On 01/16/2005 03:11 PM, Larry Evans wrote:
On 01/15/2005 05:26 PM, David Abrahams wrote: [snip]
Finally, the kind of access being done is completely different from what's done with tuple.
I've not looked *real* close at tuple, but I assumed boost::tuple had the following type of access: [snip] Could you elaborate on how the kinds of element access in boost::tuple and that of tuple_type in get_ith_head_test.cpp are different?

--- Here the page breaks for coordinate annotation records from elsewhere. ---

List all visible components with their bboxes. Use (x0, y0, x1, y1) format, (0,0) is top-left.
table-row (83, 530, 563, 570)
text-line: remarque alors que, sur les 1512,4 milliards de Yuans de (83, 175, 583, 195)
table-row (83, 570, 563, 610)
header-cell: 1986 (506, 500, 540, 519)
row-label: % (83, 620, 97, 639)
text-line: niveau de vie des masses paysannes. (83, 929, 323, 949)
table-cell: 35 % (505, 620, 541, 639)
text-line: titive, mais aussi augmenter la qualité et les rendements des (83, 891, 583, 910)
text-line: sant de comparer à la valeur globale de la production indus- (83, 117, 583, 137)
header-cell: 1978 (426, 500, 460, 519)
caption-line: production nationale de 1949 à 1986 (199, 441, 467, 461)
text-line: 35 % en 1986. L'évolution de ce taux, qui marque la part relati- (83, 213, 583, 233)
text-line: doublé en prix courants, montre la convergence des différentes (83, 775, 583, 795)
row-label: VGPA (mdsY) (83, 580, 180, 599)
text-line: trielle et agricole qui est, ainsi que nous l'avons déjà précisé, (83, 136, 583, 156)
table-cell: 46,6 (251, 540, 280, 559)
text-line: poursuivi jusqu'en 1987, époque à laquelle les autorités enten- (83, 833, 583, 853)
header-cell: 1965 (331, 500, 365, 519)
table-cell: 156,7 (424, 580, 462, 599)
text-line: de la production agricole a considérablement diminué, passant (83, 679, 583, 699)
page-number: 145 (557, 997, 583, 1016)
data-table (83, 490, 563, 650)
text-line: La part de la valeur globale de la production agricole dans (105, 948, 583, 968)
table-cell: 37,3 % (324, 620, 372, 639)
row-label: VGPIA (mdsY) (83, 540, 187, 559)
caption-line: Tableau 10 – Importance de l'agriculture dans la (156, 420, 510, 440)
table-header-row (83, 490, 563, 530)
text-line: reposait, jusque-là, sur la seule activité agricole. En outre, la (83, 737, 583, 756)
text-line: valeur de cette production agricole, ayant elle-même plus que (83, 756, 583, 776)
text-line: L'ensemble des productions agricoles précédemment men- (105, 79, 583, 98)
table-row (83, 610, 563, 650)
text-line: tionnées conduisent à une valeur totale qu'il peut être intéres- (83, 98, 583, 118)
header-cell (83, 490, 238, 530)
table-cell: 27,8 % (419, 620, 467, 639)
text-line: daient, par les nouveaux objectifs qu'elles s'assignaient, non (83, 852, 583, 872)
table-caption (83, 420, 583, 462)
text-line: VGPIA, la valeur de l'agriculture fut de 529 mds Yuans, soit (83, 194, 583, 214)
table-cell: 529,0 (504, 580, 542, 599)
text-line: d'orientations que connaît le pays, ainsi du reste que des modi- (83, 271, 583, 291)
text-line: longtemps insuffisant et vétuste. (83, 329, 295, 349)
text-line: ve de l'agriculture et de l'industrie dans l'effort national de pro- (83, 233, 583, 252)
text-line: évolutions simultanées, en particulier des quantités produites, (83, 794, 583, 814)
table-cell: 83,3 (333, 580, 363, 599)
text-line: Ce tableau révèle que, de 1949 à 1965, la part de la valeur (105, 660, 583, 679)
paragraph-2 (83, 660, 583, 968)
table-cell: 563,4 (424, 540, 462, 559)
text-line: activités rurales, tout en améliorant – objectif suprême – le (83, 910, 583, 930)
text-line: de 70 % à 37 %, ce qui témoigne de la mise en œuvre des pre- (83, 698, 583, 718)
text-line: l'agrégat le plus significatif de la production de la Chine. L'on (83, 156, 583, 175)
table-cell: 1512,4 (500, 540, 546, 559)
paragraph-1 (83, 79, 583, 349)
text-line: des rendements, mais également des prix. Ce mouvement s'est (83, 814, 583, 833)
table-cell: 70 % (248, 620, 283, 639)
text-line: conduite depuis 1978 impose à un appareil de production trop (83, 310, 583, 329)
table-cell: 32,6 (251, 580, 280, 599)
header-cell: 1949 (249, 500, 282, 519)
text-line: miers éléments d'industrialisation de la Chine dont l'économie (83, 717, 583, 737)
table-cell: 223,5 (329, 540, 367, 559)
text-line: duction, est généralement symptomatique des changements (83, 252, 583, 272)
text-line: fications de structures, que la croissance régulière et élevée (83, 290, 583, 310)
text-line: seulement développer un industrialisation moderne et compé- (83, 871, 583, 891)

Maybe you meant the way element access was being done. I've just looked at boost/tuple/detail/tuple_basic.hpp. I see two templates which may be candidates for how tuple implements get. The first is: template< int N > struct get_class { template<class RET, class HT, class TT > inline static RET get(const cons<HT, TT>& t) { #if BOOST_WORKAROUND(__IBMCPP__,==600) // vacpp 6.0 is not very consistent regarding the member template keyword // Here it generates an error when the template keyword is used. return get_class<N-1>::get<RET>(t.tail); #else return get_class<N-1>::BOOST_NESTED_TEMPLATE get<RET>(t.tail); #endif } ... and the 2nd, which looks closer to what could be the implementation is prefixed with comment: // -cons type accessors ---------------------------------------- // typename tuples::element<N,T>::type gets the type of the // Nth element ot T, first element is at index 0 // ------------------------------------------------------- but the code for that looks very similar to get_ith_tail. The difference is that get_ith_tail uses specialization to split apart the Head and Tail parts and recurses on the Tail, whereas tuples:element uses the nested typedef for tail_type to recurse on the tail. Do you mean this is completely different, or is there some other code I should look at to see how tuple accesses its elements?